Selain itu, kandungan lemak atau lemak pada bahan aditif yang ditambahkan mempengaruhi kapasitas retensi air kompos daun tengah salak. Hal ini dibuktikan dengan daya ikat air pada perlakuan 0:0:20 yang tidak menambahkan endapan tahu dan tepung tulang mempunyai daya ikat air tertinggi yaitu sebesar 69,4%. Oleh karena itu, lemak atau lipid dari bahan tambahan yang ditambahkan menutupi sebagian partikel kecil kompos sehingga meningkatkan luas permukaan yang memiliki sifat anti air.
- Kandungan Bahan Organik
- Kadar N Total
- Kadar K Total
- Kadar P Total
- C/N Rasio
- Standarisai Kompos
Perlakuan dengan perbandingan 3:1:20 merupakan perlakuan dengan nilai kandungan C organik paling rendah diantara perlakuan lainnya. Pada perlakuan 0:0:20 atau kontrol, faktor kadar air mungkin menjadi penyebab kurang optimalnya proses penguraian C organik pada kompos. Berdasarkan Tabel 9 terlihat bahwa perlakuan 3:1:20 mempunyai kandungan bahan organik paling rendah dibandingkan perlakuan lainnya.
Proses penguraian bahan pada perlakuan dengan perbandingan 3:1:20 berlangsung optimal seperti terlihat dari data suhu pada gambar 2 yang berada pada suhu optimal untuk pengomposan. Hal ini menunjukkan bahwa proses penguraian bahan organik pada perlakuan 0:0:20 dan perlakuan 4:0:20 oleh mikroorganisme pengurai belum berkembang secara optimal. Kurang optimalnya aktivitas mikroorganisme tersebut dapat disebabkan oleh tingginya kadar air pada perlakuan 0:0:20 yaitu di atas 70% seperti terlihat pada Gambar 3.

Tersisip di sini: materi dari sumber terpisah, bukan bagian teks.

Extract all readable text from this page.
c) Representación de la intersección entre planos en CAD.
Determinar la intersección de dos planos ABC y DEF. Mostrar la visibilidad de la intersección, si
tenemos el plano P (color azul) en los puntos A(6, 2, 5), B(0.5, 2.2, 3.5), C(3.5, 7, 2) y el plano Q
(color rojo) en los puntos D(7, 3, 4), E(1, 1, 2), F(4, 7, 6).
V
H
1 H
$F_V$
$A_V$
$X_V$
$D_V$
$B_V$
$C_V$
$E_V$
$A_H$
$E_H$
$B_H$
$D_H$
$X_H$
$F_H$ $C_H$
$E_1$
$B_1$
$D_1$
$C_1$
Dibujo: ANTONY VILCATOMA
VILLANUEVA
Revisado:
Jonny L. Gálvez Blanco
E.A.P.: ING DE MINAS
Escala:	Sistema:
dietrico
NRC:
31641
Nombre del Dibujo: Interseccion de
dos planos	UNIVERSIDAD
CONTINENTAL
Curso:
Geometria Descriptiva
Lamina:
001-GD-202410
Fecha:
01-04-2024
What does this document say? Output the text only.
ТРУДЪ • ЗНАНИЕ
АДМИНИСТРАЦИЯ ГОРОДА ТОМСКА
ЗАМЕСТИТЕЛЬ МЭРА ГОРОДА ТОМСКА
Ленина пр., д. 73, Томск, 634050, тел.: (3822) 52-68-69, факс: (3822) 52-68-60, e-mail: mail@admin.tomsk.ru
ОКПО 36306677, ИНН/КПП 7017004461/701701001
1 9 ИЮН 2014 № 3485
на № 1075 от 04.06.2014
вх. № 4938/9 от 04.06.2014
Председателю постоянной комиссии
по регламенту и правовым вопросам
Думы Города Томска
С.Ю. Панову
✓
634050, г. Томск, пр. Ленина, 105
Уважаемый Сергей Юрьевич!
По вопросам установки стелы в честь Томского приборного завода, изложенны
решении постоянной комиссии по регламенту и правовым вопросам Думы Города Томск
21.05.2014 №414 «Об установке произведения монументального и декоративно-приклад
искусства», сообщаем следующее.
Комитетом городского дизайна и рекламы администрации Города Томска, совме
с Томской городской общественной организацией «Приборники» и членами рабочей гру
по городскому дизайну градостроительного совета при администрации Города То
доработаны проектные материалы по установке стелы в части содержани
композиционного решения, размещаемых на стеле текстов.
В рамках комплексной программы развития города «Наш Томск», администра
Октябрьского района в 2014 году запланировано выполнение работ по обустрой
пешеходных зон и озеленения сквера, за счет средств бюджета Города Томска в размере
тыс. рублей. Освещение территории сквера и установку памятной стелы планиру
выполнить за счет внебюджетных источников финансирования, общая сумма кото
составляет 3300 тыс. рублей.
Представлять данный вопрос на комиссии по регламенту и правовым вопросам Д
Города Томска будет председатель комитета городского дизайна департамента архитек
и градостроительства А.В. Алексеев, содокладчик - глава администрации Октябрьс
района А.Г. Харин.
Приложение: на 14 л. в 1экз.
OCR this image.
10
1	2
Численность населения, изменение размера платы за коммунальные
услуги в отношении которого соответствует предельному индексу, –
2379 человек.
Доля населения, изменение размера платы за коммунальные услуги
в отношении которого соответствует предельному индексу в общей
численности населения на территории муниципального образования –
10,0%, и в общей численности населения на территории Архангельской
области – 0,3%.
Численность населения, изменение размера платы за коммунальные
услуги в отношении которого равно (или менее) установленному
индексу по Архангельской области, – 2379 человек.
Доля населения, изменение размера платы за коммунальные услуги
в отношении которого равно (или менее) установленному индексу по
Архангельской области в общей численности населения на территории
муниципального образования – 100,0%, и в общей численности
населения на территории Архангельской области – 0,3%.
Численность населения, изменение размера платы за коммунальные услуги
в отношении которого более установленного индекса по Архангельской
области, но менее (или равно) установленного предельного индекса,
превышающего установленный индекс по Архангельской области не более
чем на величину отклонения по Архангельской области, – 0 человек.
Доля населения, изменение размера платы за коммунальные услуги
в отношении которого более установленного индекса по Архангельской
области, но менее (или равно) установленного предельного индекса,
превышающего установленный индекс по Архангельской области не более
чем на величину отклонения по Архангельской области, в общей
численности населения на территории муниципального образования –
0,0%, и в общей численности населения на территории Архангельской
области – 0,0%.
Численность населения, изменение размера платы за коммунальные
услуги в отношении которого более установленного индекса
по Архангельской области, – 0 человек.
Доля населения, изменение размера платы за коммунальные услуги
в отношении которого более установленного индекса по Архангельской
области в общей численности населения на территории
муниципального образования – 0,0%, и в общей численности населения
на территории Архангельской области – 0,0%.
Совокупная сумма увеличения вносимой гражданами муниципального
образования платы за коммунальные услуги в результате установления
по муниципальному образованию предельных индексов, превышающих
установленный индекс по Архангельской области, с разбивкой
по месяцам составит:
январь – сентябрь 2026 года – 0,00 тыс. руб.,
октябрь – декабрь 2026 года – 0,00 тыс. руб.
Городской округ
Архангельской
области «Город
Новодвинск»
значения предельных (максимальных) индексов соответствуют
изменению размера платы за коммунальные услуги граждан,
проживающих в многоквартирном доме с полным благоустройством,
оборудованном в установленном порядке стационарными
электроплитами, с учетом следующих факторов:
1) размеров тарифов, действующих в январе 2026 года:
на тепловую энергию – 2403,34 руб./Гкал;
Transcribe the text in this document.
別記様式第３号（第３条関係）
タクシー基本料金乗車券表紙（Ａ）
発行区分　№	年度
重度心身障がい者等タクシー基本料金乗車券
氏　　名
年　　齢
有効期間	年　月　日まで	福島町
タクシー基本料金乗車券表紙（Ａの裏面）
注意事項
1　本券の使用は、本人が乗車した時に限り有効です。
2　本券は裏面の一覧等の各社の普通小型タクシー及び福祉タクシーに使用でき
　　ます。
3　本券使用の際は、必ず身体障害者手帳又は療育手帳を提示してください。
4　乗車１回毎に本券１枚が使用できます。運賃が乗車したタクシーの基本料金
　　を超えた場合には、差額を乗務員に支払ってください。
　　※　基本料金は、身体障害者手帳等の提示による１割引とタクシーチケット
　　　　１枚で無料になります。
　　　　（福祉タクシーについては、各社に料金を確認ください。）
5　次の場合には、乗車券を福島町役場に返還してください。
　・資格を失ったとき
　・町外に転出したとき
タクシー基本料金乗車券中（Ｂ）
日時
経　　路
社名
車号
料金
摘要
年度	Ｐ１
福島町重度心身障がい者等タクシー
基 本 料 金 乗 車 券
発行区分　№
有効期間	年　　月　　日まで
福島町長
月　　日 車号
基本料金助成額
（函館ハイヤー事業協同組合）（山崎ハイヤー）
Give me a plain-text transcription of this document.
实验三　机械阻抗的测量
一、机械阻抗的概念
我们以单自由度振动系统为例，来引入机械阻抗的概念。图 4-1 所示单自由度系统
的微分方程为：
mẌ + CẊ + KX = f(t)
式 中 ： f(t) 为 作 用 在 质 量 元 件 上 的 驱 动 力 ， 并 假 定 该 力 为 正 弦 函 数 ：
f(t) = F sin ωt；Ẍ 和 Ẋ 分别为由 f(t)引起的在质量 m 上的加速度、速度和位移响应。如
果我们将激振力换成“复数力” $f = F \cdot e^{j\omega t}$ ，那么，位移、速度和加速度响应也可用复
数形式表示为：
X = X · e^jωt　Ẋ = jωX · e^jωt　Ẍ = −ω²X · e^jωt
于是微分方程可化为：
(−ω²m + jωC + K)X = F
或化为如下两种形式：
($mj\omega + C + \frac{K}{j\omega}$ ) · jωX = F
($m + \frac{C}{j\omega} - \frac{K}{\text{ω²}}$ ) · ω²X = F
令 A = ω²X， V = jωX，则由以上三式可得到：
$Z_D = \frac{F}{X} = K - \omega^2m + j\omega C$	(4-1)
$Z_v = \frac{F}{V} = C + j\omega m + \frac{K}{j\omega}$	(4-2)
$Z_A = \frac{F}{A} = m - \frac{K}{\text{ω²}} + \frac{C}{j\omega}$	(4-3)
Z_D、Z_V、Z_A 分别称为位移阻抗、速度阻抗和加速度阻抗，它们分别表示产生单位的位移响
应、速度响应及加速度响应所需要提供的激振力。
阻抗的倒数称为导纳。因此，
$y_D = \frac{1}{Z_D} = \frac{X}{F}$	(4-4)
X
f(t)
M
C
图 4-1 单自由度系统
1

Hal ini terjadi pada perlakuan 0:0:20 atau kontrol yang mempunyai kadar air tinggi seperti terlihat pada Tabel 5. Berdasarkan data pada Tabel 9 terlihat penambahan bahan aditif sudah baik pada perlakuan 3:1 :20 dan perbandingan 2:2:20 sama-sama dapat meningkatkan kandungan N pada kompos. Selain itu, perlakuan dengan perbandingan 3:1:20 mempunyai aktivitas dekomposisi optimal yang ditunjukkan oleh pengamatan suhu.
Hal ini mungkin disebabkan oleh hilangnya unsur K beserta kadar air pada perlakuan ini. Suhu sebagai indikator aktivitas mikroorganisme menunjukkan bahwa perlakuan dengan perbandingan 2:2:20 dan perlakuan dengan perbandingan 3:1:20 mempunyai aktivitas degradasi yang optimal. Hal ini dibuktikan dengan perlakuan penambahan tepung tulang ayam sehingga menghasilkan kompos dengan kandungan P yang tinggi.
Pada perlakuan 4:0:20 dan perlakuan 0:0:20 nilai rasio C/N > 20 kemungkinan disebabkan oleh proses degradasi yang kurang optimal. Pada perlakuan dengan perbandingan 4:0:20, aktivitas penguraian bahan kompos mengalami penurunan hingga berada di bawah suhu optimum pengomposan pada minggu ke-2 hingga akhir pengomposan. Hal ini dibuktikan dengan nilai C pada perlakuan 4:0:20 dan perlakuan 0:0:20 yang ditunjukkan pada Tabel 9 lebih besar dibandingkan dengan perlakuan 3:1:20 dan perlakuan 2:2:20.
Berdasarkan data pada Tabel 10, perlakuan dengan perbandingan 4:0:20 mempunyai parameter mutu fisik yang memenuhi standar SNI diantaranya suhu 23. Hal yang sama juga terjadi pada perlakuan dengan perbandingan 2:2:20, dimana kompos kadar air >50 % yaitu 56,5%.